Felizmente, graças aos depoimentos prestados no processo de canonização do padre José de Anchieta, temos conhecimento de pessoas que com ele conviveram em São Vicente e no Rio de Janeiro e de suas genealogias. Entre outubro de 1620 e novembro de 1621, duas pessoas que se diziam filhas de um Manoel da Luz depuseram no Rio de Janeiro sobre seu conhecimento a respeito do padre. A primeira pessoa se identificou como Maria Escórcia, disse ser natural de São Vicente, ser filha de Bárbara Rodrigues e ter 49 anos de idade. A segunda pessoa a depor se identificou como Inácio da Luz, disse também ser natural de São Vicente, ser filho de Maria da Costa e ter 58 anos de idade. Como foram depoimentos supostamente prestados em primeira mão, imaginamos que tenham alguma veracidade, ainda que contenham imprecisões. Sendo assim, talvez tenhamos por meio deles esclarecido a identidade das duas mulheres de Manoel da Luz: Maria da Costa (ou de Brito, como querem alguns) e Bárbara Rodrigues. Visto que os depoentes Inácio e Maria declararam ter nascido em São Vicente, eles não estavam entre os quatro filhos que supostamente vieram da Madeira com Manoel e sua primeira mulher. Considerando ainda que eles declaram ter mães diferentes, ainda restaria descobrir quem era a mãe de quem. Prometo retomar essa discussão adiante. Por ora, vamos tentar descobrir mais sobre Maria Escórcia e Inácio da Luz.

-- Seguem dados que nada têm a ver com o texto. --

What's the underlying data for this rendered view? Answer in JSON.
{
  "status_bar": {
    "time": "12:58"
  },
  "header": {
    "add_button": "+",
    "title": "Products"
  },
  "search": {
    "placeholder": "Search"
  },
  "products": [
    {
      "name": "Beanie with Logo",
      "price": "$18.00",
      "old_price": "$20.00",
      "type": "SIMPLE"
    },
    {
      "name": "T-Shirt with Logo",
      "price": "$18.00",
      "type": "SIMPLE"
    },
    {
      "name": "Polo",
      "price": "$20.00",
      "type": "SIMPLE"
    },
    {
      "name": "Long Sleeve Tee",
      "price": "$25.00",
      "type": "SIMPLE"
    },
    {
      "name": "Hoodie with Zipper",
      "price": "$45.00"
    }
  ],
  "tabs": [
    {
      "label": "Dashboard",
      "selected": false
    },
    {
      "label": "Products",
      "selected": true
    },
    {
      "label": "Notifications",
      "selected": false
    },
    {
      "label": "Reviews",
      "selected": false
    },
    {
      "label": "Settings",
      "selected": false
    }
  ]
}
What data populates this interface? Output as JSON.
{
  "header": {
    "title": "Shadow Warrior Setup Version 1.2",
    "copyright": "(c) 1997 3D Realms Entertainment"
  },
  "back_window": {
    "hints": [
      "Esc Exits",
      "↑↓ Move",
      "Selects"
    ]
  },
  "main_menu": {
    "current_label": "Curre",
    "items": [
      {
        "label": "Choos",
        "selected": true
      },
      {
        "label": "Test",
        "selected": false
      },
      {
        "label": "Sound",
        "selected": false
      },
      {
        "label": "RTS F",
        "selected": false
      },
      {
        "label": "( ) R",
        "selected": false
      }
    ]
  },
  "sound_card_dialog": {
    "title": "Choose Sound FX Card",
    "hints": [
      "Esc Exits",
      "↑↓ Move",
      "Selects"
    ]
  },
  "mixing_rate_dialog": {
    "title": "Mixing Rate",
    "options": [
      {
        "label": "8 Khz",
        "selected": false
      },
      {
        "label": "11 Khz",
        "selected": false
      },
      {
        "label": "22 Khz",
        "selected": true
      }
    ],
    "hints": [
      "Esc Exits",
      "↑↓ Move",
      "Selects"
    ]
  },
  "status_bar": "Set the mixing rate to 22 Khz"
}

Sobre Maria Escórcia (ou Escórcio), os genealogistas do passado informam ter ela sido casada com João Pereira de Sousa em Santos ou São Vicente, o que se confirma no depoimento de Inácio da Luz em que ele declara que seu “cunhado, João de Sousa Pereira (sic), casado com sua irmã Maria Escórcia, tendo ido para o sertão, deixou sua mulher na capitania de São Vicente.” João Pereira de Sousa era português e teria chegado ao Brasil pouco antes da luta contra os franceses que haviam ocupado a Baía da Guanabara, luta esta que levou à fundação da cidade do Rio de Janeiro em março de 1565. Ele deveria ser já um homem formado, portanto supomos que tenha nascido perto de 1540. Acredita-se que logo após o casamento Maria e João tenham se mudado de São Vicente para a cidade recém-fundada, onde tiveram seus filhos – Andresa (1580), Pedro (1584), João (1586), Jerônimo (entre 1587 e 1597), Helena (1588), Maria (entre 1589 e 1595), Úrsula (1596) e Ana (1600) – e onde João recebeu sesmarias perto de 1590. As datas de nascimento dos filhos de Maria Escórcia são estimadas a partir das de nascimento de seus respectivos primogênitos e sugerem que ela e João tenham se casado perto de 1580. Considerando que Maria declarou ter 49 anos em outubro de 1620, o que resultaria em ter nascido em 1571, mas não poderia ter uma filha aos nove anos em 1580, seu nascimento provavelmente ocorreu entre 1563 e 1565, bem perto da data de fundação da cidade onde ela iria morar com o marido. Maria e Inácio eram já falecidos em 1627, conforme atesta o o notário Constantino Rebelo, que declarou que “as seguintes testemunhas que haviam deposto em 1620 haviam morrido antes deste novo processo de 1627: […] Maria Escórcia, […] Inácio da Luz”.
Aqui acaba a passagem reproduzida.